There were a great couple of articles in most recent The Weekend Australian addressing a variety of issues around #STEM in Australia that are worth a read. The one that caught my attention was Start Young & Prosper, by Tony Peake, PwC Australia, who started by noting that:

“In a world that’s becoming increasingly complex, where success is driven not only by what you know, but by what you can do with what you know, it’s more important than ever for Australians to equipped with the fundamental knowledge and skills required to solve complex problems.”


“One thing that can be guaranteed: unless we enhance or dramatically change the teaching of mathematics and science we are unlikely to attract more students to venture inot and stay in these domains.”

Peake makes an interesting point that perhaps the focus on secondary students in STEM may be the wrong approach, stating emphatically that “… we need to start with our primary schools” with the observation that “…less than 3 per cent of total primary school teaching time is devoted to science in Australia” compared to 9 per cent in Western Europe for example.

This is where museums can play a role. There is a strong evidence base for the proposition that museums contribute to educational outcomes, particularly with children (Falk and Dierking, 2000; Freeman, et al, 2016; Kelly, 2007), and good evidence that museum programs positively contribute to early childhood development and school readiness (Dockett, Main and Kelly, 2011). We also know that positive museum experiences in childhood positively correlate with museum attendance in adulthood (Falk and Dierking, 2000; Groundwater Smith and Kelly, 2009). In addition, learning on museum field trips have been found to be a valuable supplement and addition to classroom instruction and a way to prepare students for future learning (DeWitt and Storksdieck, 2008; Kelly, 2011). Digital learning offered by museums has also grown substantially in the past two-three years, providing museums with new ways of reaching huge audiences, both at national and global levels.
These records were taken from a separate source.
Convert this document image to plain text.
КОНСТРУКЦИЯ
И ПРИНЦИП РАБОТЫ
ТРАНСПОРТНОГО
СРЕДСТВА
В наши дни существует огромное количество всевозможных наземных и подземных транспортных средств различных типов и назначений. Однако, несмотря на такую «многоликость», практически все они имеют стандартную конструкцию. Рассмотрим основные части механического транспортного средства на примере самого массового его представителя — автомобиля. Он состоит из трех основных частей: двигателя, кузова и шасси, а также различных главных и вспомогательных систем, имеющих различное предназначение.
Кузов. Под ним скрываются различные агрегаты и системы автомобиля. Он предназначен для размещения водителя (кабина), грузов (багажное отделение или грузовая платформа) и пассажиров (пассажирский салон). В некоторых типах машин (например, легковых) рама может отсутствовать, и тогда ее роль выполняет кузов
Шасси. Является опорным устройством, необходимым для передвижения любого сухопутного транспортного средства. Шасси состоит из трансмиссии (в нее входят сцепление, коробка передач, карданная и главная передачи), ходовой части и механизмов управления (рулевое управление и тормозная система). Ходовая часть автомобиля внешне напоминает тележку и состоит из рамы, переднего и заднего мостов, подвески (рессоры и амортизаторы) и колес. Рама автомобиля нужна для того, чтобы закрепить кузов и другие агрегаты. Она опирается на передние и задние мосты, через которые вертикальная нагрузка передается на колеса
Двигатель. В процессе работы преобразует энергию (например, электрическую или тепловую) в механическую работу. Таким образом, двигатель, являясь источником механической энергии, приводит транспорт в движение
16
Many museums are also taking a broader STEM focus in their programs. As Peake observed there should be better collaboration between business and universities so that “… they can secure the workforce they need.” I would also strongly argue that cultural institutions in the broadest sense (including science centres, zoos and parks) are also valuable sources of STEM learning opportunities, with much to offer students and their teachers.

My question is this: As key providers of STEM education how can cultural institutions be at the forefront of these conversations?

Something to think about and reflect on in tonight’s #MuseumEdOz chat – we hope you join us!



2 thoughts on “#MuseumEdOz #NatSciWk #STEM

  1. lyndalllinaker says:

    As key providers of STEM education how can cultural institutions be at the forefront of these conversations? I think that the best way to be at the forefront is to do what you are doing and “start the conversation” rather than waiting to be asked. This is definitely the role of the 21st century museum.